Shares in Corebridge Financial, the life and asset management arm of insurance group AIG, slipped in early trading after it completed the largest US initial public offering of the year at the bottom of its target range.

The unenthusiastic reception for the first large IPO since May highlighted investor caution around new listings — even for profitable groups such as Corebridge that are seen as relatively low risk compared with growth-focused start-ups.

AIG, which remains Corebridge’s majority owner, sold 80mn shares, or 12 per cent of the company, at $21 per share, raising $1.7bn.
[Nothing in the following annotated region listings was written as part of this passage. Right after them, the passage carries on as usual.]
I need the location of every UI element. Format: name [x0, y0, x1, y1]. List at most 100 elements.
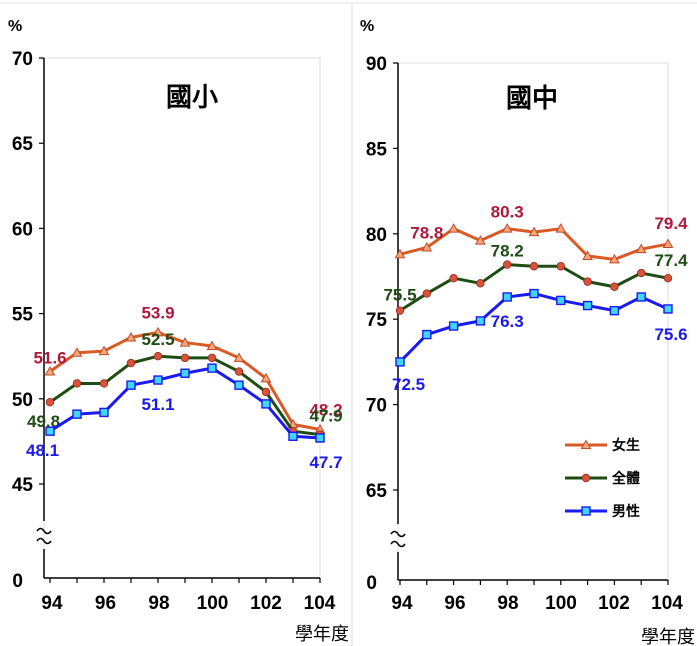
data-point-triangle: [555, 223, 567, 233]
data-point-square: [609, 305, 620, 316]
data-point-triangle: [421, 241, 433, 252]
data-label: 51.1: [141, 395, 174, 414]
legend-marker: [580, 439, 592, 449]
x-tick-label: 104: [304, 593, 336, 614]
x-tick-label: 96: [95, 593, 116, 614]
data-point-circle: [126, 358, 136, 368]
series-line-女生: [49, 330, 321, 431]
data-point-circle: [449, 274, 458, 283]
series-line-男性: [398, 292, 669, 363]
axis-break-mark: [390, 540, 406, 548]
data-point-circle: [663, 274, 673, 283]
data-label: 48.2: [309, 400, 342, 419]
data-point-circle: [153, 352, 163, 361]
data-point-square: [207, 363, 217, 373]
y-tick-label: 65: [12, 134, 34, 155]
data-point-square: [663, 304, 673, 314]
data-point-circle: [234, 367, 244, 376]
data-label: 77.4: [654, 251, 688, 270]
data-point-triangle: [44, 366, 56, 376]
chart-panel-elementary: 45 50 55 60 65 70 0% 94 96 98 100 102 104 學年度 國小 51.6 53…: [8, 18, 349, 645]
data-point-circle: [72, 379, 82, 388]
data-label: 49.8: [27, 412, 60, 431]
x-tick-label: 102: [598, 593, 630, 614]
data-point-circle: [610, 282, 619, 291]
data-point-triangle: [609, 253, 620, 264]
data-label: 80.3: [491, 203, 524, 222]
data-label: 78.2: [491, 242, 524, 261]
x-tick-label: 100: [545, 593, 577, 614]
x-tick-label: 102: [250, 593, 282, 614]
chart-title: 國中: [506, 84, 558, 114]
data-point-square: [529, 288, 539, 299]
data-point-triangle: [394, 248, 406, 259]
data-point-square: [126, 380, 136, 390]
data-point-triangle: [635, 243, 647, 254]
axis-break-mark: [390, 530, 406, 538]
chart-panel-junior-high: 65 70 75 80 85 90 0% 94 96 98 100 102 104 學年度 國中 78.8 80…: [360, 18, 695, 646]
data-point-triangle: [233, 352, 245, 362]
data-point-circle: [583, 277, 592, 286]
data-label: 47.9: [309, 407, 342, 426]
axis-break-mark: [36, 527, 52, 535]
x-tick-label: 98: [148, 593, 169, 614]
data-point-triangle: [448, 223, 459, 233]
data-point-triangle: [528, 226, 540, 237]
data-point-circle: [261, 387, 271, 397]
data-point-square: [99, 407, 109, 418]
data-point-square: [153, 375, 163, 385]
data-point-circle: [45, 398, 55, 407]
data-point-circle: [476, 279, 485, 288]
x-axis-label: 學年度: [295, 624, 349, 645]
y-tick-label: 70: [366, 396, 387, 417]
data-point-circle: [529, 262, 539, 271]
y-tick-label: 55: [12, 305, 34, 326]
data-point-square: [45, 426, 55, 436]
data-point-triangle: [179, 337, 191, 347]
x-tick-label: 98: [497, 593, 518, 614]
legend-marker: [581, 506, 591, 516]
unit-label: %: [8, 18, 22, 35]
x-axis-label: 學年度: [641, 627, 695, 646]
x-tick-label: 104: [651, 593, 683, 614]
data-point-square: [448, 321, 459, 331]
data-label: 79.4: [654, 214, 688, 233]
axis-break-mark: [36, 537, 52, 545]
data-point-triangle: [260, 372, 272, 383]
data-point-square: [180, 368, 190, 378]
x-tick-label: 96: [444, 593, 465, 614]
data-point-triangle: [71, 347, 83, 357]
data-point-triangle: [475, 235, 486, 245]
data-point-circle: [99, 379, 109, 388]
y-tick-label: 45: [12, 475, 34, 496]
data-label: 53.9: [141, 303, 174, 322]
data-point-square: [502, 292, 512, 302]
data-point-triangle: [662, 238, 674, 249]
data-point-square: [261, 399, 271, 409]
y-tick-label: 65: [366, 481, 388, 502]
plot-area-frame: [43, 57, 321, 579]
chart-title: 國小: [166, 83, 218, 113]
data-point-circle: [207, 353, 217, 363]
data-label: 47.7: [309, 453, 342, 472]
data-point-square: [556, 295, 566, 306]
data-point-square: [582, 300, 593, 311]
data-label: 72.5: [392, 375, 425, 394]
y-tick-label: 60: [12, 219, 33, 240]
data-point-square: [72, 409, 82, 419]
x-tick-label: 94: [391, 593, 413, 614]
data-point-triangle: [206, 340, 218, 350]
y-tick-label: 85: [366, 139, 388, 160]
legend-label: 全體: [611, 470, 640, 487]
data-label: 48.1: [26, 441, 59, 460]
data-label: 51.6: [33, 349, 66, 368]
data-label: 75.5: [383, 286, 416, 305]
data-point-square: [475, 316, 486, 326]
data-point-square: [288, 431, 298, 441]
data-point-circle: [395, 306, 405, 315]
data-label: 76.3: [491, 312, 524, 331]
data-point-square: [395, 357, 405, 367]
y-tick-label: 80: [366, 225, 387, 246]
series-line-全體: [49, 354, 321, 437]
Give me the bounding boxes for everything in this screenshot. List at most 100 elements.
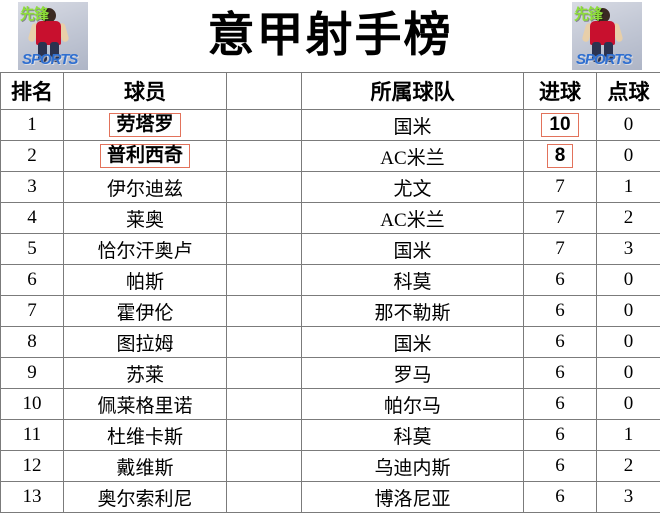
right-logo-text-top: 先锋: [574, 3, 602, 24]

The deal gave Corebridge an initial market capitalisation of $13.5bn, 12.5 per cent below the top of its target range and 39 per cent below the price at which private equity group Blackstone bought a stake last November.

Stock markets have been volatile since Corebridge started its roadshow last week, with the S&P 500 suffering its worst sell-off since June 2020 on Tuesday. However, the index’s closing price on Wednesday was 1 per cent higher than when the company’s target price range was announced.

Shares in the carved-out business opened at $20.50 when they started trading on the New York Stock Exchange on Thursday afternoon, while the S&P 500 slid 0.2 per cent.

The stock market debut of Corebridge is being closely watched as a test of investor confidence in a broader reopening in the IPO market, which has been largely shut for most of the year because of market volatility and economic uncertainty.

It was the first company to raise more than $500mn in a US IPO since Bausch & Lomb’s rocky entry to public markets in May. The healthcare group had been considered a good candidate to reopen the market and lift confidence for further deals, but priced its offering below its target range.

Corebridge had aimed to list in the second quarter but AIG blamed the “high degree of equity market volatility” in May and June for the delay.

Like Bausch, backers were hopeful that Corebridge’s large size, history of profitability and the backing of a large parent group would make it a safe candidate to test investor appetite for new listings.

Corebridge reported revenue of $16bn in the first six months of 2022 and net income of $6bn, though the figures were flattered by gains tied to a reinsurer that Corebridge owns a minority stake in.

Adjusted return on average equity, the company’s preferred measure of profits which excludes the gain from Fortitude, the reinsurer, was 8.1 per cent, compared with its target range of 12 to 14 per cent.